Excellence d’entreprise

Concentration, volonté… et Kaizen

On avance petit pas par petit pas, par de petites réussites, par des tentatives, par des échecs, par de nouvelles tentatives jusqu’à la réussite finale.
Gert Linthout

C’était samedi dernier à midi, nous prenions un café dans un bar gantois.

Notre fille, Hasse, âgée de 10 mois, nous accompagnait de ses petits cris joyeux, comme elle le fait souvent lorsqu’elle entreprend des choses – pour elle – sensationnelles comme se fourrer un emballage en papier dans la bouche.
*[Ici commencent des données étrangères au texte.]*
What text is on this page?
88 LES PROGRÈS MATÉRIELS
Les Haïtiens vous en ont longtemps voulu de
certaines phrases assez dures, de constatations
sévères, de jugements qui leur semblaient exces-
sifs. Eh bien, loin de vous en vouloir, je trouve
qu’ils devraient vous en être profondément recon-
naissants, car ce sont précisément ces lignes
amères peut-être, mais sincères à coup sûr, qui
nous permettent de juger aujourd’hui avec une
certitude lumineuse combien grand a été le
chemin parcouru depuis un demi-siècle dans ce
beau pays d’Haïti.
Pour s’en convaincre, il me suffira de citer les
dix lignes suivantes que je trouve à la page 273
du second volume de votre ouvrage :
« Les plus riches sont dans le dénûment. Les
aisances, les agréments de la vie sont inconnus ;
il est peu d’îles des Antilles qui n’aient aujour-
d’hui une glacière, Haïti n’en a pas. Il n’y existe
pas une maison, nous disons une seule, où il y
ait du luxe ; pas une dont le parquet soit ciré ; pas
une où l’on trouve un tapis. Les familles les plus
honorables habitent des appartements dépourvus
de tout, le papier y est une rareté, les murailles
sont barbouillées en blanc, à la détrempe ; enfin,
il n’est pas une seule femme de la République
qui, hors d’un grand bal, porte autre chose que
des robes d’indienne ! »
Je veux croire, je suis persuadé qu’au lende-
Ces dernières semaines, sont venues s’ajouter à ses petits cris des tentatives enragées de se redresser sur les mains et les pieds, probablement dans le but, louable certes, mais encore inaccessible, de faire ses adieux à son existence sédentaire. C’était également le cas samedi.

Sans m’attendre à un quelconque effet, j’ai posé un jouet sur le sol à 1,50 m d’elle : « Viens Hasse, essaie de l’attraper… ». Après quelques efforts et frétillements, le visage tout rouge, elle a abandonné la lutte. Mais elle est restée concentrée. J’ai posé un 2e jouet un peu plus près d’elle…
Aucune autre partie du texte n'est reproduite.